Oche Zamora, educador social, camarero y uno de esos usuarios que hacen que siga mereciendo la pena abrir Facebook, también piensa que mucha gente continúa haciendo un uso luminoso de internet: “Hemos llegado a sospechar que todas las publicaciones esconden un espurio deseo de reconocimiento y que todo lo que hacemos en redes lo hacemos para simular que somos mejores de lo que somos en realidad”, se queja. “Y no creo que sea así. Todos queremos que nos quieran y, sobre todo, que nos quieran determinadas personas. ¿Qué problema hay? Pero es que en las redes también existe un deseo de expresarse, de jugar, de reflexionar y de pasarlo bien, y no sólo una maquiavélica estrategia para conseguir likes”, comenta. “Viendo en lo que se están convirtiendo las redes, anuncios de eventos y opinatorio polarizado sobre el enésimo debate de la agenda mediática, uno echa de menos aquella exposición de lo íntimo. Ojalá leer historias personales o confesiones otra vez”.

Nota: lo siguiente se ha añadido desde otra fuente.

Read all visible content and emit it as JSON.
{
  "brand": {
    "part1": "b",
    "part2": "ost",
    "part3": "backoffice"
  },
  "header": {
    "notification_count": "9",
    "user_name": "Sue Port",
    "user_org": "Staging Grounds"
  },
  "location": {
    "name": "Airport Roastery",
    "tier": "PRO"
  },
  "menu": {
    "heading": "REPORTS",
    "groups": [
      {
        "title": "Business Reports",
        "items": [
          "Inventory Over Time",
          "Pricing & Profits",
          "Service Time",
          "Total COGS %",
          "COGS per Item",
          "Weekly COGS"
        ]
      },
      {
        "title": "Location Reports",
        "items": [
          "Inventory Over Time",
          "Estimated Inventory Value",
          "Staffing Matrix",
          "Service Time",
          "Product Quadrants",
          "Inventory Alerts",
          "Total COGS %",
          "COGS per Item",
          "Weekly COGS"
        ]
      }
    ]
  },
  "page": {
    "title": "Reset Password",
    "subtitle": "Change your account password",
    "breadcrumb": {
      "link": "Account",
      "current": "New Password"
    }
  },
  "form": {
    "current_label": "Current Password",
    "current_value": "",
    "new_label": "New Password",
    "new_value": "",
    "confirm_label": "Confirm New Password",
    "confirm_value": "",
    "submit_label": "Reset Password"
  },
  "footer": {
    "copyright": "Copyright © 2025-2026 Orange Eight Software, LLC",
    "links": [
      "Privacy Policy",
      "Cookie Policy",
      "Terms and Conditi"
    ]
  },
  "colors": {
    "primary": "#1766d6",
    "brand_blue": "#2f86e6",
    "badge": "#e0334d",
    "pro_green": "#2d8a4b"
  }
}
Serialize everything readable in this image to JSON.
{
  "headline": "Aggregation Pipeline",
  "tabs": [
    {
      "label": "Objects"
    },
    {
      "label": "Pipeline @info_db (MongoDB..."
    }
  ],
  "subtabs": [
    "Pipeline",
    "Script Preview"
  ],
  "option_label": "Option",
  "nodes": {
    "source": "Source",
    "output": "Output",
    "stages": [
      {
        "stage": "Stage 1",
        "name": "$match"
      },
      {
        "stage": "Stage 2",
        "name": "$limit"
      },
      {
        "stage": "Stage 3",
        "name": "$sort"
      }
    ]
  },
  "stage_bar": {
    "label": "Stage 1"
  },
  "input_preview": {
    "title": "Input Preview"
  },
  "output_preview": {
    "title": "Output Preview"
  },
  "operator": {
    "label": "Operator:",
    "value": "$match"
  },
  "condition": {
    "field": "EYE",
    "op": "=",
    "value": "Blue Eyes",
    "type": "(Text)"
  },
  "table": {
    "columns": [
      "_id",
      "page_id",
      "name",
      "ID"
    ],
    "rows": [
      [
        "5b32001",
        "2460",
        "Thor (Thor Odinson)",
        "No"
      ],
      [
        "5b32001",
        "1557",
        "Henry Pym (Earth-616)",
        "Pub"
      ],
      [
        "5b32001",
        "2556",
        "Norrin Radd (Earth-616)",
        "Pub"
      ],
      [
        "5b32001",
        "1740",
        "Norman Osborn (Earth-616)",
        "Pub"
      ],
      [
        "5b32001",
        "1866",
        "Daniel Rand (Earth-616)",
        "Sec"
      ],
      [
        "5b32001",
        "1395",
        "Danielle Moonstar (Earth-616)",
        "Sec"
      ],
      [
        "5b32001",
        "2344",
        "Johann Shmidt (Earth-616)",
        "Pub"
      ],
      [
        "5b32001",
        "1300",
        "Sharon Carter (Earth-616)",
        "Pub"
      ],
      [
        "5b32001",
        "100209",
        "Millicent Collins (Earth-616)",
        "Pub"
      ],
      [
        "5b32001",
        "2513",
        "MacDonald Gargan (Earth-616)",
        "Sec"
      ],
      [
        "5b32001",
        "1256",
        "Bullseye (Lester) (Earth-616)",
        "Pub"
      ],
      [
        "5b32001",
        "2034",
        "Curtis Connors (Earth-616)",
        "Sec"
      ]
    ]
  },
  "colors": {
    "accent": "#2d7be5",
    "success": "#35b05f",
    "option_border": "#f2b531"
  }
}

Entonces, ¿existe algún camino para recuperar las cosas buenas de internet que echamos de menos sin caer en la nostalgia interesada del Flow 2K o en discursos apocalípticos? Los ensayos citados ofrecen algunas claves políticas (como recuperar la soberanía digital) e individuales (como dar visibilidad a esos proyectos y locales autoorganizados que siguen existiendo); y Mayte Gómez concluye: “Hay que frenar ese pensamiento reaccionario y ese miedo a la tecnología que surge a partir de la idea de que internet nos ha vuelto peores. Eso no es verdad: ya éramos así. Si internet es poco amable es porque nosotros cada vez lo somos menos. No se puede perpetuar la idea de que las máquinas son entes con voluntad propia, hay que responsabilizarse de lo que pasa en internet”.